Is the Trine Baptismal formula (Matt. 28:19) inauthentic text?


I read in your literature that the Trine Baptismal formula stated by Jesus in Matt. 28:19 may not be authentic text. What is your authority for this statement?


Although its authenticity has been questioned by many serious students of Scripture, the so-called Trine Baptismal Formula, (“in the name of the Father, and of the Son, and of the Holy Spirit”) does appear in the common manuscripts from which the New Testament is translated. However “it must be remembered that the best manuscripts both of the African Old Latin and of the Old Syriac versions are defective at this point” (“baptism” Hastings Encyclopedia of Religion and Ethics).

This same entry mentions that some of the earliest church fathers (e.g. Eusebius and Justin Martyr) who quoted this passage of Scripture were not familiar with the Trine Formula; a fact which suggests strongly that the Trine Formula may have been added at a later date.

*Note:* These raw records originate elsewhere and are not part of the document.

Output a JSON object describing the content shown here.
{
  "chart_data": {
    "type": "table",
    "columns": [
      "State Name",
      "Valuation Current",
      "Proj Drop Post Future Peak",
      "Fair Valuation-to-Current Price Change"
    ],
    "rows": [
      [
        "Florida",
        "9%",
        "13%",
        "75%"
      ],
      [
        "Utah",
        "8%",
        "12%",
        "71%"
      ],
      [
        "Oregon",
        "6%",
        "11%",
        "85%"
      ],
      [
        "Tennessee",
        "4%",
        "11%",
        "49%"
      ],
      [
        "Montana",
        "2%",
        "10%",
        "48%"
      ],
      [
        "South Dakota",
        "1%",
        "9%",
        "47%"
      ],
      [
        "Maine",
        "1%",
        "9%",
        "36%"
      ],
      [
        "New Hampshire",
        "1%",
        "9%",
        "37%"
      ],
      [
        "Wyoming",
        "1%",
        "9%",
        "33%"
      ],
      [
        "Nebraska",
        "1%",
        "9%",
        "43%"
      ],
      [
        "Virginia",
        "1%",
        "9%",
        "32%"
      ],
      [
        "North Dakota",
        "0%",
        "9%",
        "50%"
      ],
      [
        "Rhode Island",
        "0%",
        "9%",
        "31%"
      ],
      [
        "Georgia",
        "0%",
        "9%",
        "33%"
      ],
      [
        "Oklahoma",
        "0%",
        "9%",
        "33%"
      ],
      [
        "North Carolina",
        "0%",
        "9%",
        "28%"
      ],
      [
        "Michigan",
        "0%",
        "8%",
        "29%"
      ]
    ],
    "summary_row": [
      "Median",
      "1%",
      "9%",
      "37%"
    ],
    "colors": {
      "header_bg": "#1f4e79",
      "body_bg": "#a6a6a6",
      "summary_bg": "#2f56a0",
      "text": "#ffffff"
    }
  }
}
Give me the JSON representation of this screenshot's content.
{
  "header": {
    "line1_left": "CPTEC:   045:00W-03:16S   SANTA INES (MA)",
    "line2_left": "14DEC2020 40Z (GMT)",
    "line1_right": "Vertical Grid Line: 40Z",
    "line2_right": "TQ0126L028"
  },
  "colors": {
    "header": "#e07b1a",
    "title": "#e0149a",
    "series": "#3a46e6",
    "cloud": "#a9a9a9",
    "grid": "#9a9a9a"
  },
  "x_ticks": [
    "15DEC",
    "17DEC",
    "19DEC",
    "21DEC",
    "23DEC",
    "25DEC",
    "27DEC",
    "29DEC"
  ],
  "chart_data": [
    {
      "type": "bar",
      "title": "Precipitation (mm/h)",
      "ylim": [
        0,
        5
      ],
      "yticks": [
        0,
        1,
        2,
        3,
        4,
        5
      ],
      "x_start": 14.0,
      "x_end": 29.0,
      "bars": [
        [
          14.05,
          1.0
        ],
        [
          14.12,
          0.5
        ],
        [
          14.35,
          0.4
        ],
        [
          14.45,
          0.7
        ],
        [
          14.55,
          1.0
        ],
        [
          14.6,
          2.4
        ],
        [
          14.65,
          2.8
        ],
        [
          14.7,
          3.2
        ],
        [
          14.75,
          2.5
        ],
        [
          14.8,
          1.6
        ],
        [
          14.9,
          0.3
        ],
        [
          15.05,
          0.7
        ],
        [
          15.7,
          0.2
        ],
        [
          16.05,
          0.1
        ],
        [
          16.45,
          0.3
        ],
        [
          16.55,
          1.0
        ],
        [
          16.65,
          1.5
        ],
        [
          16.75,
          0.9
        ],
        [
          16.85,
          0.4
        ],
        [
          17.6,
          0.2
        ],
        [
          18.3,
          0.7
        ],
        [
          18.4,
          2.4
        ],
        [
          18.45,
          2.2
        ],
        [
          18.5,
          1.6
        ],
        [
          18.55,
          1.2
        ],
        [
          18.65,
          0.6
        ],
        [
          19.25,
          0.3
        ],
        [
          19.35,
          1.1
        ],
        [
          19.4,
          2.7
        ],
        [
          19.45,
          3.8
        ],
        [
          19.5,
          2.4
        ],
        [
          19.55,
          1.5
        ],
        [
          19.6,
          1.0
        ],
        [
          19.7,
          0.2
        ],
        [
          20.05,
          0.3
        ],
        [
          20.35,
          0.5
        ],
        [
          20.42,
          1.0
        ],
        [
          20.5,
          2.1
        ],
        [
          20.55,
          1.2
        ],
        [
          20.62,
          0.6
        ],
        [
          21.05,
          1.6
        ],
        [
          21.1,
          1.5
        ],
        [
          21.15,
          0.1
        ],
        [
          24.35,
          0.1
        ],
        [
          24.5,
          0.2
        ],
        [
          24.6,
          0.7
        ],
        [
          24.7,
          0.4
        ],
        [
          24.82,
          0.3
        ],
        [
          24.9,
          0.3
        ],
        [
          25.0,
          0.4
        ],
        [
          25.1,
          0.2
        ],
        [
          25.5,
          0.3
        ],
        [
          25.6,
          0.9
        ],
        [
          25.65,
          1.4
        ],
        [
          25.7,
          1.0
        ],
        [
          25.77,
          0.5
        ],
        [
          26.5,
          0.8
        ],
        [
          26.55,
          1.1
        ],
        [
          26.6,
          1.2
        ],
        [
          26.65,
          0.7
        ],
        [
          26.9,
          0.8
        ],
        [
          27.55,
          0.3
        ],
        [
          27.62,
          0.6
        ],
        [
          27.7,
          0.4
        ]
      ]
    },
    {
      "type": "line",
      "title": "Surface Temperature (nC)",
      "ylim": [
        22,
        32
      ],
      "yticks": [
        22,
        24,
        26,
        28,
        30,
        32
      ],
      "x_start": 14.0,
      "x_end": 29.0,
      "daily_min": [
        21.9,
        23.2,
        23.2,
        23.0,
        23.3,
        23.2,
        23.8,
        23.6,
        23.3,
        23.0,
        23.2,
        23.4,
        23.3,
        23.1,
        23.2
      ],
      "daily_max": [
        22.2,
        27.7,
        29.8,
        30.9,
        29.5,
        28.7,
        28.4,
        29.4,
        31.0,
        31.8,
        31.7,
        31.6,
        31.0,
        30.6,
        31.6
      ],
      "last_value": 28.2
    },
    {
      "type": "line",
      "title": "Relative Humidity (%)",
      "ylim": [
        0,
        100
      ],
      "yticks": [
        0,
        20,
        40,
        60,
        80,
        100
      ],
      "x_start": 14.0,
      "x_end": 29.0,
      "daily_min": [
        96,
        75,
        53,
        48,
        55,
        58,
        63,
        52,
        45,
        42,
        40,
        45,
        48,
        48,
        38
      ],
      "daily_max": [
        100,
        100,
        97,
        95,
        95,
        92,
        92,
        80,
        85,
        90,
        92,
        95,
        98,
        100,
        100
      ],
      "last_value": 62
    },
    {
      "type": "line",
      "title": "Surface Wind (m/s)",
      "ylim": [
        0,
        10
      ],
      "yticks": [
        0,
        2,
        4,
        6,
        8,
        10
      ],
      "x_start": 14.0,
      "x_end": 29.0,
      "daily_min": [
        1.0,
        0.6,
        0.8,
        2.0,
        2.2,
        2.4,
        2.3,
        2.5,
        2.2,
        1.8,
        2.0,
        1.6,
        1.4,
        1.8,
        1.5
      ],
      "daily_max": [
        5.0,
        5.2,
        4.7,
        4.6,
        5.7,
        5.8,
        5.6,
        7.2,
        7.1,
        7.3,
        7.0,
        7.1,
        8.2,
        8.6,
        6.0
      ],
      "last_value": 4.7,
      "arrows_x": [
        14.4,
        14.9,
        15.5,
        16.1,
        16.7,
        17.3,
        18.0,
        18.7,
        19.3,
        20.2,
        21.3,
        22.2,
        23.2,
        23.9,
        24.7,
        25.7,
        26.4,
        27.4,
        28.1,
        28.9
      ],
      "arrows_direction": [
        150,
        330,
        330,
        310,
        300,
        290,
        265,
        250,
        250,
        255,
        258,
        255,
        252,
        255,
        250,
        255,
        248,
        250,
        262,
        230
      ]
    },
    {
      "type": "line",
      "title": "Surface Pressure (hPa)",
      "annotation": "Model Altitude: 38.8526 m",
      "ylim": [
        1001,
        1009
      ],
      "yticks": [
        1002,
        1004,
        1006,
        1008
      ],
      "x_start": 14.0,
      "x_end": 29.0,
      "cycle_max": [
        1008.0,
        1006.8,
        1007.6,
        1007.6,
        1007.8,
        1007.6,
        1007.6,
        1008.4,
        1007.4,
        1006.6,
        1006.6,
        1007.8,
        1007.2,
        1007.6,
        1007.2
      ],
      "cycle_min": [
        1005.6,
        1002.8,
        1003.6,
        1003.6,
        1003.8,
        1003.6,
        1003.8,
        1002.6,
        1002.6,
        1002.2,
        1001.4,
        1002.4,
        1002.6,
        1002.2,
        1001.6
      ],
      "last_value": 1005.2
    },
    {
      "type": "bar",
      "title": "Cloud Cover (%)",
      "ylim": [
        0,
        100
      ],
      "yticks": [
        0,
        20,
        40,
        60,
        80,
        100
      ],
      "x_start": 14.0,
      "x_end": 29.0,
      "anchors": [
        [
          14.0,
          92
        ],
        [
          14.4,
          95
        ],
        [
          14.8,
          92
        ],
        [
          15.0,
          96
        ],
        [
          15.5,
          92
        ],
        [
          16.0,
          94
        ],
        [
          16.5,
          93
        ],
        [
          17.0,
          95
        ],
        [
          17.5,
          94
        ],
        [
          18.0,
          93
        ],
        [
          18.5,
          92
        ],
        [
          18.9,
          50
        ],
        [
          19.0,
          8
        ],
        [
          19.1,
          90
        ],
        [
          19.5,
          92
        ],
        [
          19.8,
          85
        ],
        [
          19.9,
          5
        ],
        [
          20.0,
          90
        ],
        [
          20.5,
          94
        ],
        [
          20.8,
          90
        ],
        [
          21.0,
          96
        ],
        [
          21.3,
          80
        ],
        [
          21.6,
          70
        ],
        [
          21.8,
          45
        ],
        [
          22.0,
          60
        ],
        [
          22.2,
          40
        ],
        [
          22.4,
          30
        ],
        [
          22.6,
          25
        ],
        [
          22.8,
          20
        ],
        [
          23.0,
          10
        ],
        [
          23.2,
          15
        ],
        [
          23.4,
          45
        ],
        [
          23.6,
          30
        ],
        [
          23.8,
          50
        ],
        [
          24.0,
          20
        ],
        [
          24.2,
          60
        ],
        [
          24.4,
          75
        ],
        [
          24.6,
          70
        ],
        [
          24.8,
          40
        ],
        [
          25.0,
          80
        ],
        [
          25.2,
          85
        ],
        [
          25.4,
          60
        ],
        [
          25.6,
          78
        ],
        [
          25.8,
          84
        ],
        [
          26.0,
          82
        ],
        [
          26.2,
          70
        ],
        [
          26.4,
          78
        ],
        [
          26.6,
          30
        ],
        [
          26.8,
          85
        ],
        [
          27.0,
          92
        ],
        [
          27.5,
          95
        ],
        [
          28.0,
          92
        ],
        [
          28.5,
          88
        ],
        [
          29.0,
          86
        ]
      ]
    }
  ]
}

This is not conclusive evidence of itself, but it supports what we find in the rest of the New Testament, where no mention is made of the Trine Formula or of the Trinity in any form. “On the whole, then, the evidence of literary criticism is against the historical character of the traditional text of Matthew 28:19”” (Hastings).

The Apostles were sent out to preach in the name of the Lord. Besides Matthew 28:19 the New Testament knows only baptism in the name of Jesus (see Acts 2:38; 8:16; 19:4; Gal. 2:27; Rom. 6:3; 1 Cor. 1:13-15). Even if the Apostles did use the “trine formula” it does not say that the three are one being or one organism, nor does it lend any credence to the common belief in the Trinity. The Apostles often spoke of the Father and the Son, but distinguished them as two separate entities. They speak of God and the Son. The Holy Spirit was also distinct, being a power which was “given” and which they “received.” (see Acts1:7-9; John 7:39).

If Jesus’ command in Matthew 28:19 was intended to extol the godhead in its association with baptism, Paul totally missed the point or flagrantly disobeyed (either of which seems entirely unlikely) for there is no evidence he complied with the command. Being the apostle to the Gentiles, he was showing the deeper meaning of baptism: the death to sin and sinful tendencies which each believer must complete.